It has only one method: ping(int t), where t represents some time in milliseconds.
Return the number of pings that have been made from 3000 milliseconds ago until now.
Any ping with time in [t - 3000, t] will count, including the current ping.
It is guaranteed that every call to ping uses a strictly larger value of t than before.
Example 1:
Input: inputs = ["RecentCounter","ping","ping","ping","ping"], inputs = [[],[1],[100],[3001],[3002]]
Output: [null,1,2,3,3]
Note:
- Each test case will have at most 10000 calls to ping.

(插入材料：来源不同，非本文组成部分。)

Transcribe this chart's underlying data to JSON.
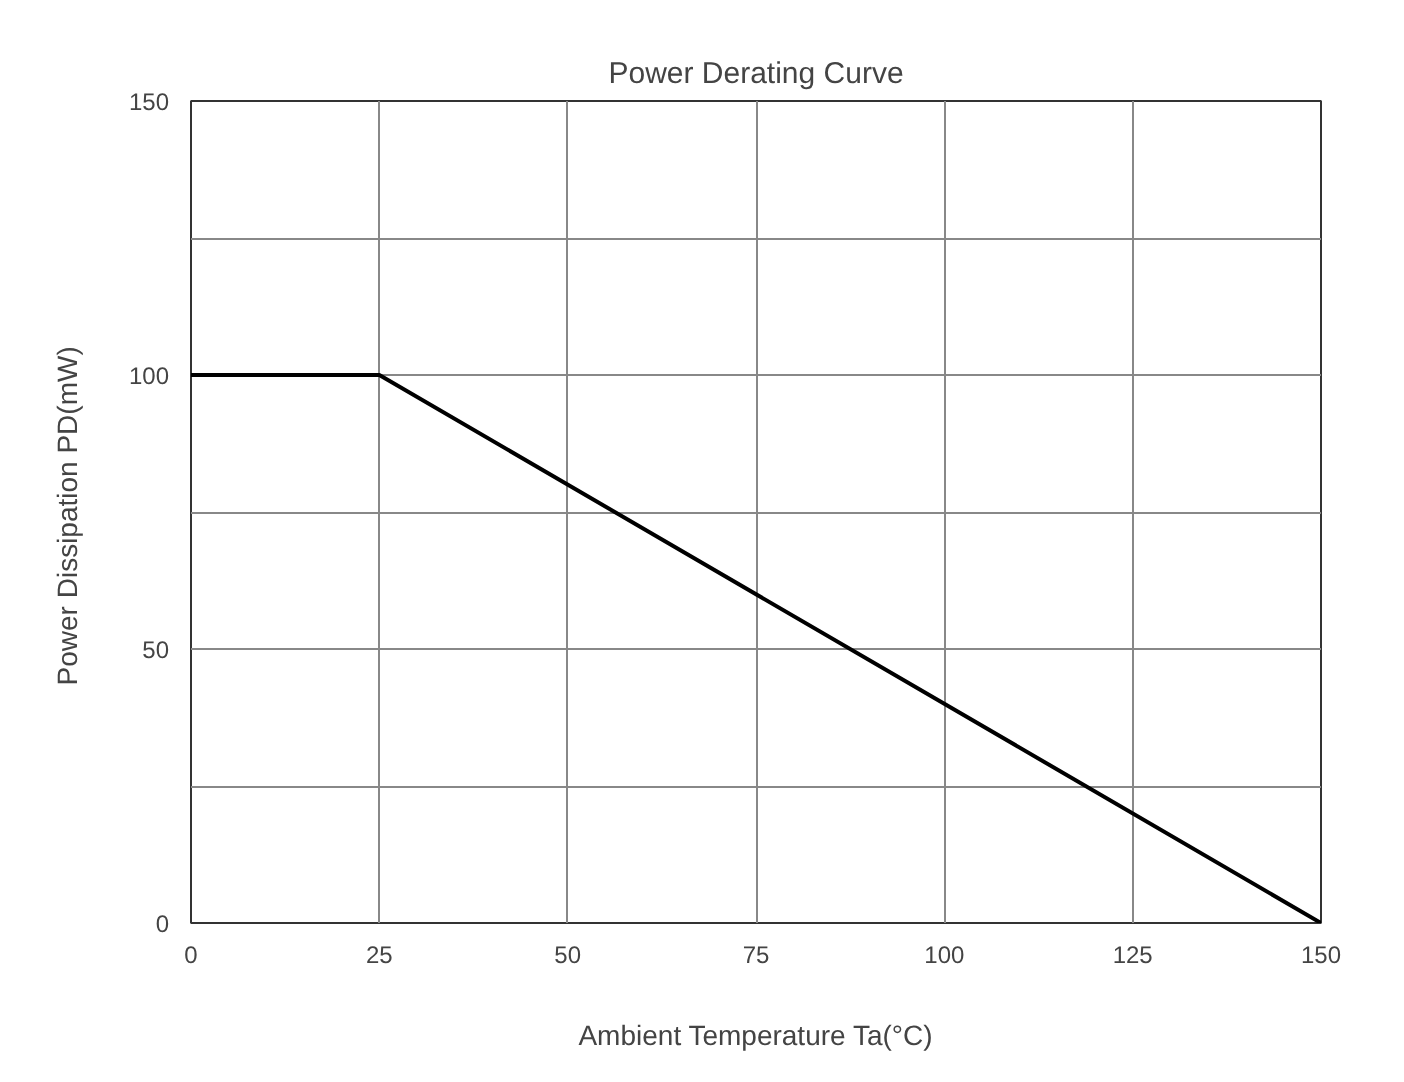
{
  "chart_data": {
    "type": "line",
    "title": "Power Derating Curve",
    "xlabel": "Ambient Temperature Ta(°C)",
    "ylabel": "Power Dissipation  PD(mW)",
    "x": [
      0,
      25,
      150
    ],
    "series": [
      {
        "color": "#000000",
        "values": [
          100,
          100,
          0
        ]
      }
    ],
    "xlim": [
      0,
      150
    ],
    "ylim": [
      0,
      150
    ],
    "xticks": [
      0,
      25,
      50,
      75,
      100,
      125,
      150
    ],
    "yticks": [
      0,
      {
        "value": 25,
        "label": null
      },
      50,
      {
        "value": 75,
        "label": null
      },
      100,
      {
        "value": 125,
        "label": null
      },
      150
    ],
    "grid": true,
    "marker": "none",
    "line_style": "solid"
  }
}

- Each test case will call ping with strictly increasing values of t.
- Each call to ping will have 1 <= t <= 10^9.
解题思路
当将 t 作为参数调用 ping 方法时,需要去除在 t - 3000 至 t 范围外的值,由于每次调用 ping 的数值是从小至大,所以 t 是现在通过 ping 存储过的最大值,不满足条件的数据肯定只能小于 t - 3000,那从被存储的最小值开始找直到数据满足条件为止,返回存储的数据量即可。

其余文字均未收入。